Tension brackets his mouth and lines his shoulders, and an additional crease forms between his brows as he glances between me and Lucky, who somehow managed to land neatly on his feet.
Flippy freak.
Jasper’s next look at me is nothing short of hostile, and I slap the rifle on the bench and bare my teeth. Smiling.
He’s always telling me I need to work on my body language.
When he doesn’t say anything, I cross my arms and wait. Jasper doesn’t come here without a reason—and it’s not because he’s worried I’m feeling up his boyfriend.
“Eden isn’t here.” It’s not a question, but his eyes scan the barn anyway like she might pop out of a shadow. They linger on the door at the back.
Yeah. Right. Like Miss Manners is coming anywhere near my bed before she’s due.

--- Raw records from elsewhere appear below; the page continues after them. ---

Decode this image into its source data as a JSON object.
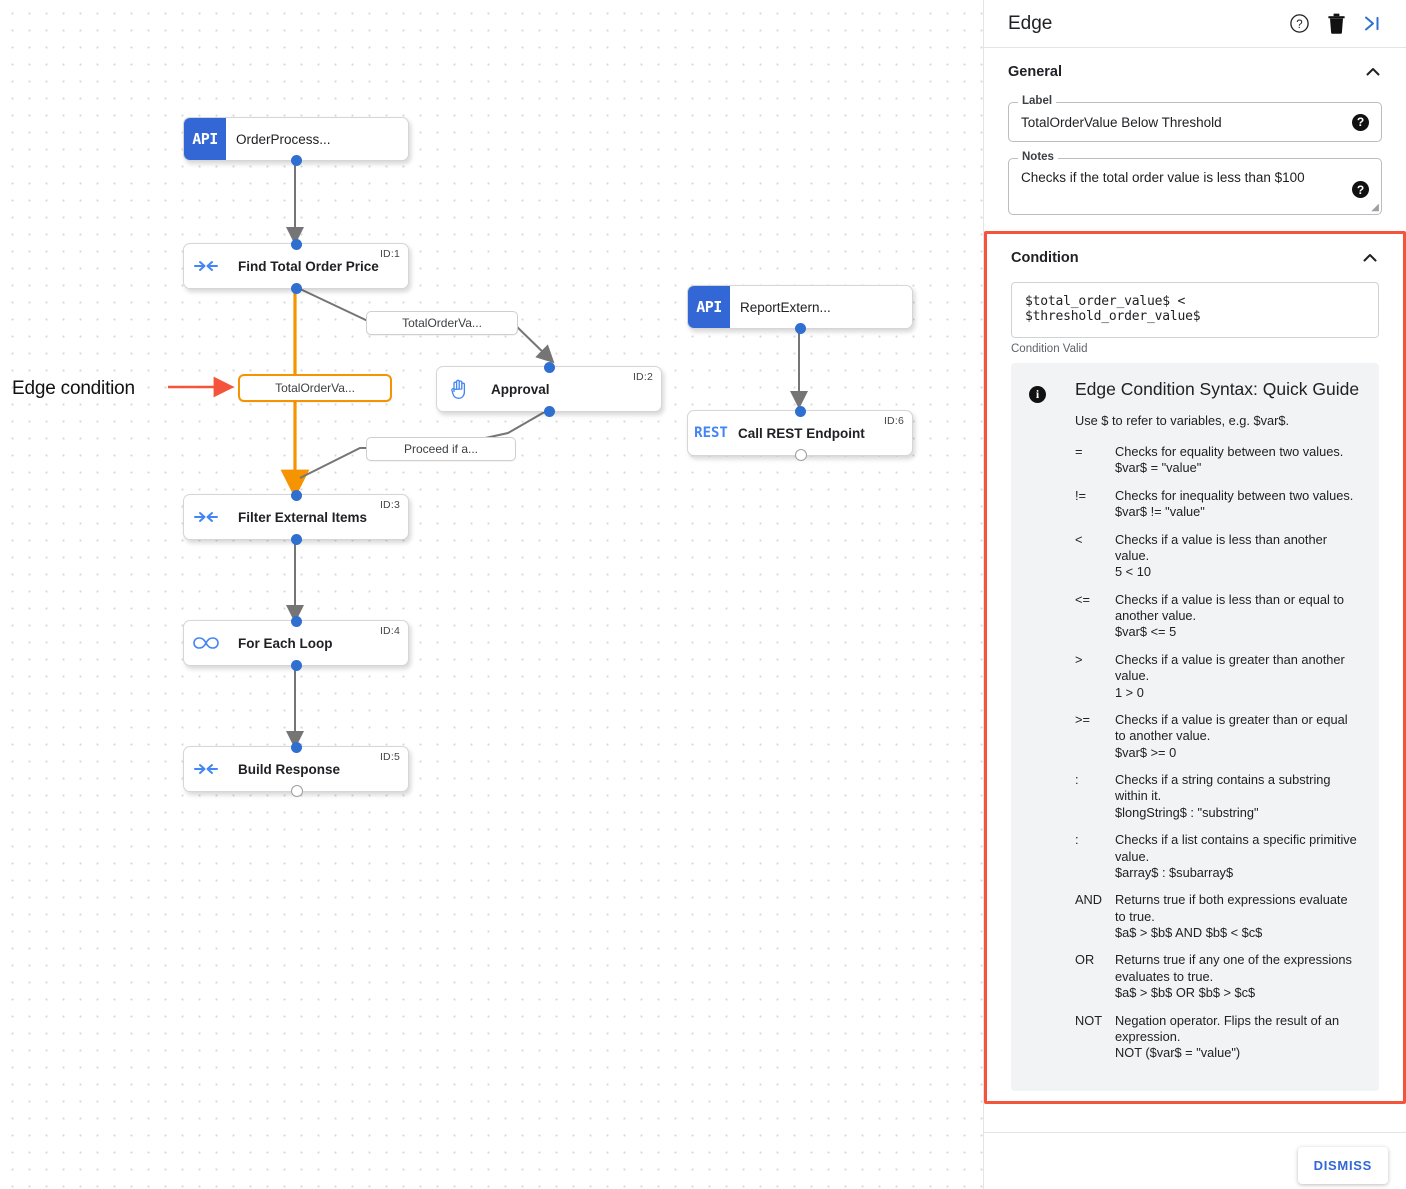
{
  "canvas": {
    "annotation": {
      "label": "Edge condition"
    },
    "nodes": [
      {
        "id": "",
        "badge": "API",
        "label": "OrderProcess...",
        "icon": "api-badge-icon",
        "type": "api"
      },
      {
        "id": "ID:1",
        "badge": "",
        "label": "Find Total Order Price",
        "icon": "merge-arrows-icon",
        "type": "step"
      },
      {
        "id": "ID:2",
        "badge": "",
        "label": "Approval",
        "icon": "hand-icon",
        "type": "step"
      },
      {
        "id": "ID:3",
        "badge": "",
        "label": "Filter External Items",
        "icon": "merge-arrows-icon",
        "type": "step"
      },
      {
        "id": "ID:4",
        "badge": "",
        "label": "For Each Loop",
        "icon": "infinity-icon",
        "type": "step"
      },
      {
        "id": "ID:5",
        "badge": "",
        "label": "Build Response",
        "icon": "merge-arrows-icon",
        "type": "step"
      },
      {
        "id": "",
        "badge": "API",
        "label": "ReportExtern...",
        "icon": "api-badge-icon",
        "type": "api"
      },
      {
        "id": "ID:6",
        "badge": "REST",
        "label": "Call REST Endpoint",
        "icon": "rest-badge-icon",
        "type": "rest"
      }
    ],
    "edge_labels": [
      {
        "text": "TotalOrderVa...",
        "selected": false
      },
      {
        "text": "TotalOrderVa...",
        "selected": true
      },
      {
        "text": "Proceed if a...",
        "selected": false
      }
    ]
  },
  "panel": {
    "title": "Edge",
    "header_icons": [
      "help-circle-icon",
      "trash-icon",
      "collapse-panel-icon"
    ],
    "general": {
      "title": "General",
      "label_field": {
        "legend": "Label",
        "value": "TotalOrderValue Below Threshold"
      },
      "notes_field": {
        "legend": "Notes",
        "value": "Checks if the total order value is less than $100"
      }
    },
    "condition": {
      "title": "Condition",
      "expression": "$total_order_value$ < $threshold_order_value$",
      "validity": "Condition Valid",
      "guide": {
        "title": "Edge Condition Syntax: Quick Guide",
        "intro": "Use $ to refer to variables, e.g. $var$.",
        "operators": [
          {
            "symbol": "=",
            "description": "Checks for equality between two values.",
            "example": "$var$ = \"value\""
          },
          {
            "symbol": "!=",
            "description": "Checks for inequality between two values.",
            "example": "$var$ != \"value\""
          },
          {
            "symbol": "<",
            "description": "Checks if a value is less than another value.",
            "example": "5 < 10"
          },
          {
            "symbol": "<=",
            "description": "Checks if a value is less than or equal to another value.",
            "example": "$var$ <= 5"
          },
          {
            "symbol": ">",
            "description": "Checks if a value is greater than another value.",
            "example": "1 > 0"
          },
          {
            "symbol": ">=",
            "description": "Checks if a value is greater than or equal to another value.",
            "example": "$var$ >= 0"
          },
          {
            "symbol": ":",
            "description": "Checks if a string contains a substring within it.",
            "example": "$longString$ : \"substring\""
          },
          {
            "symbol": ":",
            "description": "Checks if a list contains a specific primitive value.",
            "example": "$array$ : $subarray$"
          },
          {
            "symbol": "AND",
            "description": "Returns true if both expressions evaluate to true.",
            "example": "$a$ > $b$ AND $b$ < $c$"
          },
          {
            "symbol": "OR",
            "description": "Returns true if any one of the expressions evaluates to true.",
            "example": "$a$ > $b$ OR $b$ > $c$"
          },
          {
            "symbol": "NOT",
            "description": "Negation operator. Flips the result of an expression.",
            "example": "NOT ($var$ = \"value\")"
          }
        ]
      }
    },
    "footer": {
      "dismiss_label": "DISMISS"
    }
  },
  "colors": {
    "accent_blue": "#3367d6",
    "highlight_red": "#f4533c",
    "selected_orange": "#f59300",
    "edge_gray": "#757575"
  }
}
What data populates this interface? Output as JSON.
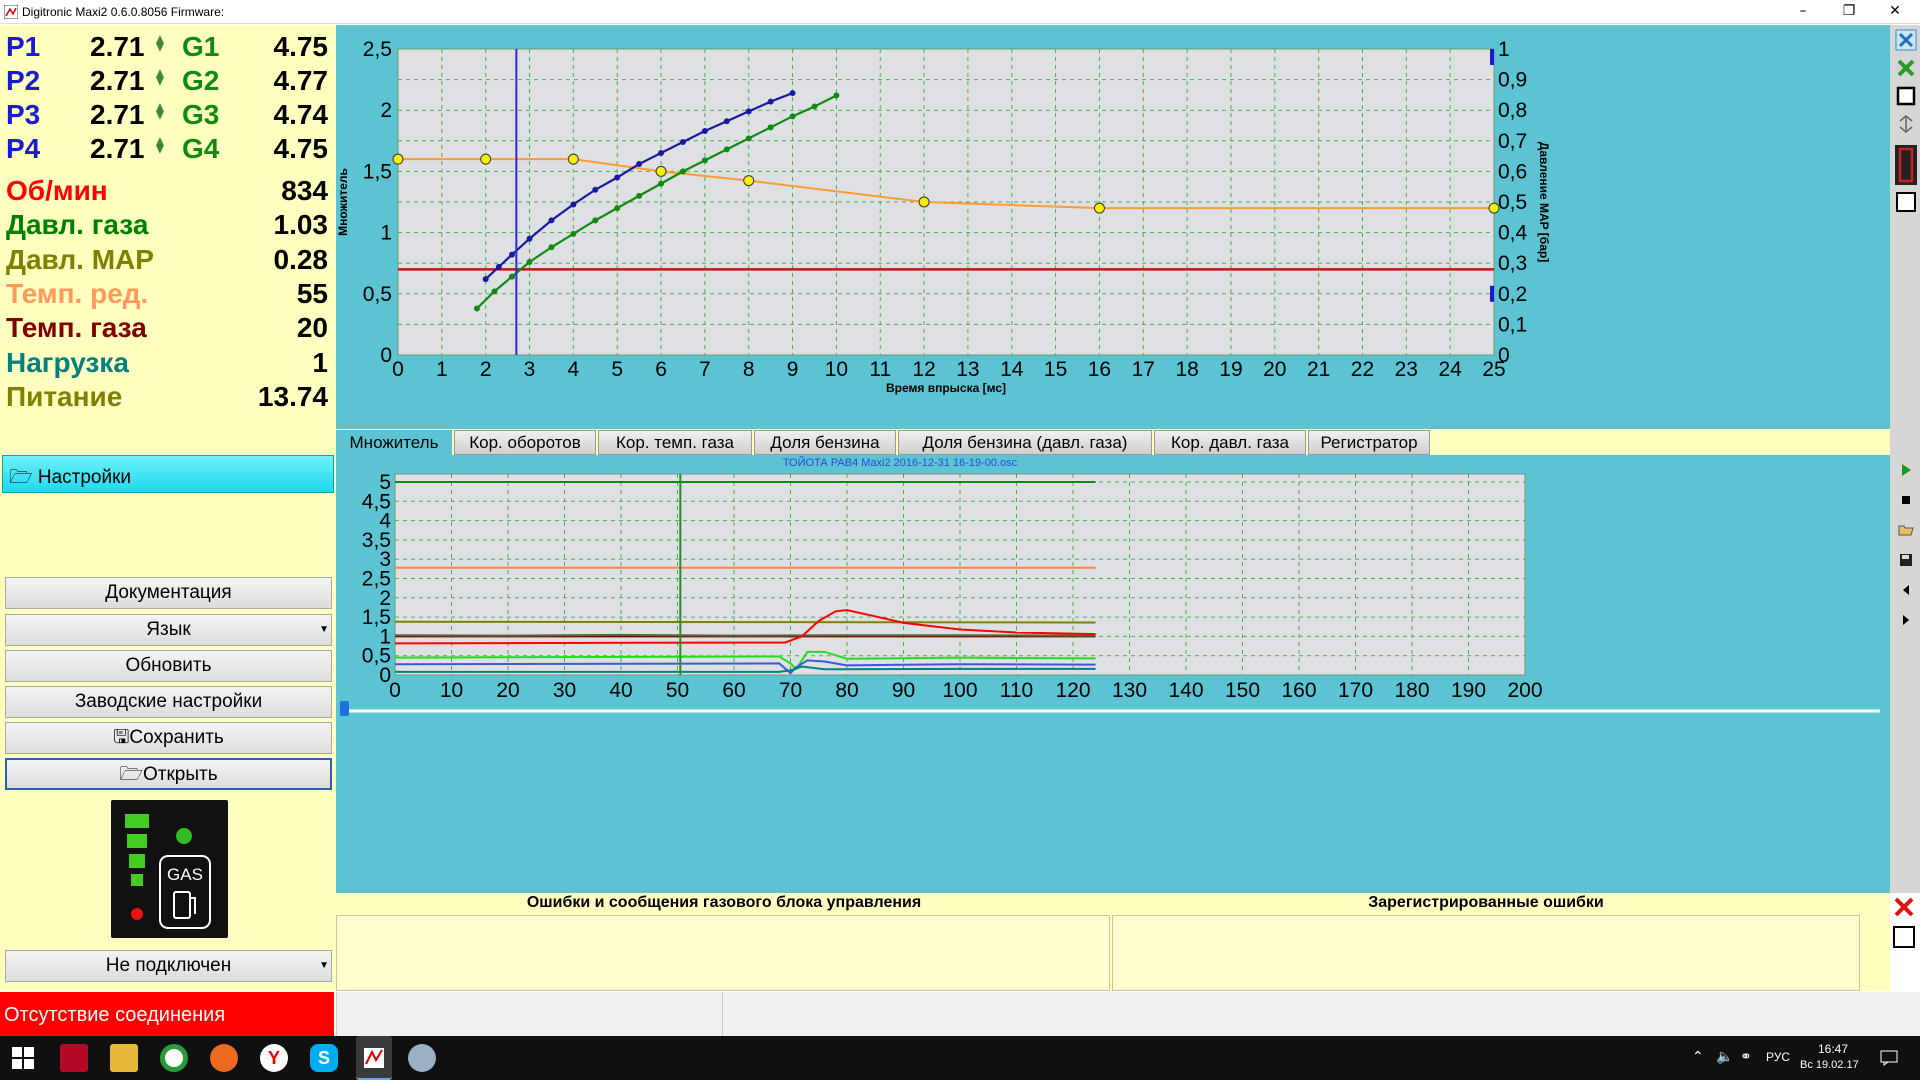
{
  "window": {
    "title": "Digitronic Maxi2 0.6.0.8056 Firmware:",
    "minimize": "–",
    "maximize": "❐",
    "close": "✕"
  },
  "injectors": [
    {
      "p_label": "P1",
      "p_value": "2.71",
      "g_label": "G1",
      "g_value": "4.75"
    },
    {
      "p_label": "P2",
      "p_value": "2.71",
      "g_label": "G2",
      "g_value": "4.77"
    },
    {
      "p_label": "P3",
      "p_value": "2.71",
      "g_label": "G3",
      "g_value": "4.74"
    },
    {
      "p_label": "P4",
      "p_value": "2.71",
      "g_label": "G4",
      "g_value": "4.75"
    }
  ],
  "params": [
    {
      "label": "Об/мин",
      "value": "834",
      "color": "#ff0000"
    },
    {
      "label": "Давл. газа",
      "value": "1.03",
      "color": "#008000"
    },
    {
      "label": "Давл. MAP",
      "value": "0.28",
      "color": "#808000"
    },
    {
      "label": "Темп. ред.",
      "value": "55",
      "color": "#ff9a5a"
    },
    {
      "label": "Темп. газа",
      "value": "20",
      "color": "#800000"
    },
    {
      "label": "Нагрузка",
      "value": "1",
      "color": "#008080"
    },
    {
      "label": "Питание",
      "value": "13.74",
      "color": "#808000"
    }
  ],
  "settings_label": "Настройки",
  "buttons": {
    "docs": "Документация",
    "language": "Язык",
    "update": "Обновить",
    "factory": "Заводские настройки",
    "save": "Сохранить",
    "open": "Открыть",
    "connection": "Не подключен"
  },
  "gas_indicator": {
    "label": "GAS"
  },
  "status": {
    "connection": "Отсутствие соединения"
  },
  "tabs": [
    "Множитель",
    "Кор. оборотов",
    "Кор. темп. газа",
    "Доля бензина",
    "Доля бензина (давл. газа)",
    "Кор. давл. газа",
    "Регистратор"
  ],
  "top_chart": {
    "ylabel": "Множитель",
    "y2label": "Давление MAP [бар]",
    "xlabel": "Время впрыска [мс]",
    "xlim": [
      0,
      25
    ],
    "ylim": [
      0,
      2.5
    ],
    "y2lim": [
      0,
      1
    ],
    "x_ticks": [
      "0",
      "1",
      "2",
      "3",
      "4",
      "5",
      "6",
      "7",
      "8",
      "9",
      "10",
      "11",
      "12",
      "13",
      "14",
      "15",
      "16",
      "17",
      "18",
      "19",
      "20",
      "21",
      "22",
      "23",
      "24",
      "25"
    ],
    "y_ticks": [
      "0",
      "0,5",
      "1",
      "1,5",
      "2",
      "2,5"
    ],
    "y2_ticks": [
      "0",
      "0,1",
      "0,2",
      "0,3",
      "0,4",
      "0,5",
      "0,6",
      "0,7",
      "0,8",
      "0,9",
      "1"
    ],
    "cursor_x": 2.7,
    "red_line_y": 0.7
  },
  "bottom_chart": {
    "title": "ТОЙОТА РАВ4 Maxi2 2016-12-31 16-19-00.osc",
    "xlim": [
      0,
      200
    ],
    "ylim": [
      0,
      5
    ],
    "x_ticks": [
      "0",
      "10",
      "20",
      "30",
      "40",
      "50",
      "60",
      "70",
      "80",
      "90",
      "100",
      "110",
      "120",
      "130",
      "140",
      "150",
      "160",
      "170",
      "180",
      "190",
      "200"
    ],
    "y_ticks": [
      "0",
      "0,5",
      "1",
      "1,5",
      "2",
      "2,5",
      "3",
      "3,5",
      "4",
      "4,5",
      "5"
    ],
    "cursor_x": 50.5
  },
  "chart_data": [
    {
      "type": "scatter",
      "title": "",
      "xlabel": "Время впрыска [мс]",
      "ylabel": "Множитель",
      "xlim": [
        0,
        25
      ],
      "ylim": [
        0,
        2.5
      ],
      "series": [
        {
          "color": "#1a1aa0",
          "x": [
            2.0,
            2.3,
            2.6,
            3.0,
            3.5,
            4.0,
            4.5,
            5.0,
            5.5,
            6.0,
            6.5,
            7.0,
            7.5,
            8.0,
            8.5,
            9.0
          ],
          "y": [
            0.62,
            0.72,
            0.82,
            0.95,
            1.1,
            1.23,
            1.35,
            1.45,
            1.56,
            1.65,
            1.74,
            1.83,
            1.91,
            1.99,
            2.07,
            2.14
          ]
        },
        {
          "color": "#108a10",
          "x": [
            1.8,
            2.2,
            2.6,
            3.0,
            3.5,
            4.0,
            4.5,
            5.0,
            5.5,
            6.0,
            6.5,
            7.0,
            7.5,
            8.0,
            8.5,
            9.0,
            9.5,
            10.0
          ],
          "y": [
            0.38,
            0.52,
            0.64,
            0.76,
            0.88,
            0.99,
            1.1,
            1.2,
            1.3,
            1.4,
            1.5,
            1.59,
            1.68,
            1.77,
            1.86,
            1.95,
            2.03,
            2.12
          ]
        },
        {
          "color": "#ff9a30",
          "x": [
            0,
            2,
            4,
            6,
            8,
            12,
            16,
            25
          ],
          "y2": [
            0.64,
            0.64,
            0.64,
            0.6,
            0.57,
            0.5,
            0.48,
            0.48
          ]
        }
      ]
    },
    {
      "type": "line",
      "title": "ТОЙОТА РАВ4 Maxi2 2016-12-31 16-19-00.osc",
      "xlim": [
        0,
        200
      ],
      "ylim": [
        0,
        5
      ],
      "series": [
        {
          "color": "#108a10",
          "x": [
            0,
            124
          ],
          "y": [
            5,
            5
          ]
        },
        {
          "color": "#ff8040",
          "x": [
            0,
            124
          ],
          "y": [
            2.78,
            2.78
          ]
        },
        {
          "color": "#808000",
          "x": [
            0,
            124
          ],
          "y": [
            1.38,
            1.36
          ]
        },
        {
          "color": "#800000",
          "x": [
            0,
            124
          ],
          "y": [
            1.0,
            1.0
          ]
        },
        {
          "color": "#556b2f",
          "x": [
            0,
            20,
            40,
            60,
            80,
            100,
            124
          ],
          "y": [
            1.03,
            1.02,
            1.04,
            1.02,
            1.03,
            1.03,
            1.02
          ]
        },
        {
          "color": "#ff0000",
          "x": [
            0,
            60,
            69,
            72,
            75,
            78,
            80,
            85,
            90,
            100,
            110,
            124
          ],
          "y": [
            0.82,
            0.84,
            0.84,
            1.0,
            1.4,
            1.65,
            1.68,
            1.52,
            1.35,
            1.18,
            1.1,
            1.06
          ]
        },
        {
          "color": "#22dd22",
          "x": [
            0,
            68,
            70,
            71,
            73,
            76,
            80,
            100,
            124
          ],
          "y": [
            0.45,
            0.48,
            0.3,
            0.15,
            0.6,
            0.6,
            0.42,
            0.45,
            0.43
          ]
        },
        {
          "color": "#3a5ad8",
          "x": [
            0,
            68,
            70,
            71,
            73,
            76,
            80,
            100,
            124
          ],
          "y": [
            0.28,
            0.3,
            0.05,
            0.2,
            0.38,
            0.35,
            0.25,
            0.28,
            0.27
          ]
        },
        {
          "color": "#008080",
          "x": [
            0,
            68,
            70,
            72,
            76,
            80,
            100,
            124
          ],
          "y": [
            0.08,
            0.08,
            0.12,
            0.22,
            0.15,
            0.15,
            0.16,
            0.16
          ]
        }
      ]
    }
  ],
  "errors": {
    "left_title": "Ошибки и сообщения газового блока управления",
    "right_title": "Зарегистрированные ошибки"
  },
  "taskbar": {
    "lang": "РУС",
    "time": "16:47",
    "date": "Вс 19.02.17"
  }
}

“I thought she was spending today with you,” Lucky mumbles.
Running his hands down the front of his shirt, he stops when he seems to realize what he’s doing. He crosses his arms, then uncrosses them. As if giving up, he shoves his hands in his back pockets and leans against the battered truck.
Idiot.
Bored, I consider the truck. I’m going to have to move that thing into the clearing beside the barn so I can dismantle this washing machine again properly. If I decide it’s worth the effort.
The lethal look on Jasper’s face eases as he watches Lucky.

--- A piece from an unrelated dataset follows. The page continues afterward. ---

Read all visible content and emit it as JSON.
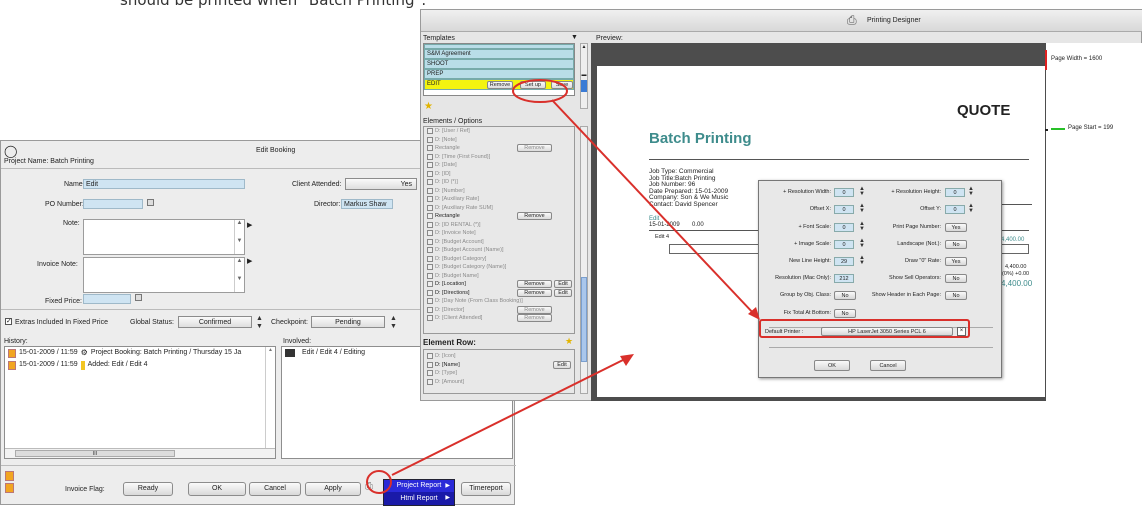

“She told me she was spending the day working with Jaykob,” he murmurs, then his face sharpens again. A dark brow crooks as he addresses me, “May I assume that she told you she was spending the day with Lucien?”
That pulls me from my inspection of the truck.
Huh. So she’s a sneak.
“Wait. Wait, what?” Lucky shoves off the car. “Are you saying she lied?”
“And here I thought I was the slow one,” I mock.
Where the fuck would she have gone?
“That stupid little girl,” Jasper hisses. “She’s gone after Dominic and Beaumont.”